Before the accused boy could respond, my son Henry raised his hand with the correct answer.

“Yes,” the teacher said.

“That’d be lying,” Henry said.

You never know what to expect when a child offers his advice, but something of his personality usually escapes.

A few years and pounds ago, for example, I wrote a few motivational words on the refrigerator door.

“Eat right!” the words on the erasable message board read.

A few days later one of my more mischievous children added a single word that changed everything.

“Eat right now!” the message read.

That’s a diet I can follow.

Another time, my son Seth’s driver education teacher asked if anyone was learning to drive a car with a manual transmission.

Seth raised his hand.

“How do you know when to shift?” the teacher asked.

“By the expression on my mom’s face,” he answered.

So much for tachometers.

My great nephew Trent is a bruiser of a 3-year-old who frequently runs through the house in jubilation.

Just how happy is the curly haired child?

“I’m happier’n a tornado in a trailer park!” he yells in a slow Southern drawl.

My youngest daughter Evie is a no-nonsense girl who knows exactly what she wants.
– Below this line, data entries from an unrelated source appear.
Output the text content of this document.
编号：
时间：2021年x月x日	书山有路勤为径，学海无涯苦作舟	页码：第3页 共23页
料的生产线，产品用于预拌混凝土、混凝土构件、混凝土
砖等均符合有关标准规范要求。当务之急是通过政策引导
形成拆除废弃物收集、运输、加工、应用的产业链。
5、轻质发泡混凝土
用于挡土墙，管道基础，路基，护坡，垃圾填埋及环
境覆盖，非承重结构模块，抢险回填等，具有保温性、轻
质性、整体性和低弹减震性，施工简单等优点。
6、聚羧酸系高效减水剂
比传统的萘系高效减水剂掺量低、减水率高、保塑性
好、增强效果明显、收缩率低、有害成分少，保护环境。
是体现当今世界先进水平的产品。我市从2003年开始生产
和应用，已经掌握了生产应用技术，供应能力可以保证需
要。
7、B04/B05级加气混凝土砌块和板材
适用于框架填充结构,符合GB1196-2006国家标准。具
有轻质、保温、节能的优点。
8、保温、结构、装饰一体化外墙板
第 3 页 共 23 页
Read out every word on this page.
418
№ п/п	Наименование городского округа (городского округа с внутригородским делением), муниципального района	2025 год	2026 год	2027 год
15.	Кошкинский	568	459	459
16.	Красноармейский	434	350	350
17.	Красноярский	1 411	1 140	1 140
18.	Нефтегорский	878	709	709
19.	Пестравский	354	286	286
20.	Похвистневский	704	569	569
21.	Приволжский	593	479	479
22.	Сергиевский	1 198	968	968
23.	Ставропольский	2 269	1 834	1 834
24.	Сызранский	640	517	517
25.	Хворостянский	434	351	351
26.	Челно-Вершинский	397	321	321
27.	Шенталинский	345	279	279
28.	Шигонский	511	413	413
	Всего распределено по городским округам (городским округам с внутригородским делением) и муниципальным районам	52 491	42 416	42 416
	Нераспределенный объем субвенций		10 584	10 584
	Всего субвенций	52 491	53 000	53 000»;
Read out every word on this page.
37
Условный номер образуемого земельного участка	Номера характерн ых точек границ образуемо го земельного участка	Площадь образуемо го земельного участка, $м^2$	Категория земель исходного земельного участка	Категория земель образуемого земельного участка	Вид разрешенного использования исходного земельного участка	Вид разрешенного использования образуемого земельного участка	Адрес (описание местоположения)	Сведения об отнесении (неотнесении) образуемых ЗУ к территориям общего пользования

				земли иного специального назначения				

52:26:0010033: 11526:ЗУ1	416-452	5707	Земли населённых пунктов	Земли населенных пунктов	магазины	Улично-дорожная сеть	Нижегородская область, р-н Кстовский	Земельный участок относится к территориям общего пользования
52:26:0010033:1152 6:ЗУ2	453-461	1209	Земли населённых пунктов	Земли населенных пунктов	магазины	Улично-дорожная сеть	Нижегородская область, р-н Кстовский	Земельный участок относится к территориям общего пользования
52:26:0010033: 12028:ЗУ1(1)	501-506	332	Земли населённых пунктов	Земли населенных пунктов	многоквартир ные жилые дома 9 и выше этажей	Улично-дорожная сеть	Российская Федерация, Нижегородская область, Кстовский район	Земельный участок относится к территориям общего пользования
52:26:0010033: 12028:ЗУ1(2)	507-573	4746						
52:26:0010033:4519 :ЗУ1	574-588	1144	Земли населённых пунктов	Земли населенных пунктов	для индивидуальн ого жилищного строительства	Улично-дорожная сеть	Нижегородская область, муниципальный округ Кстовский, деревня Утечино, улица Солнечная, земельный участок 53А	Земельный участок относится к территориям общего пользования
Her grandfather, the Rev. A. Ray Lee, loves to recount the first time they went out to a restaurant for breakfast.

“How would you like your eggs cooked?” a waitress asked Evie.

It sounded like a dumb question to Evie, who stared back at the waitress in confusion.

Finally, Evie told the waitress the obvious answer. The cooking method that any competent food-service professional should know. The best way to cook an egg.

“Cracked,” Evie said, “and in a pan.”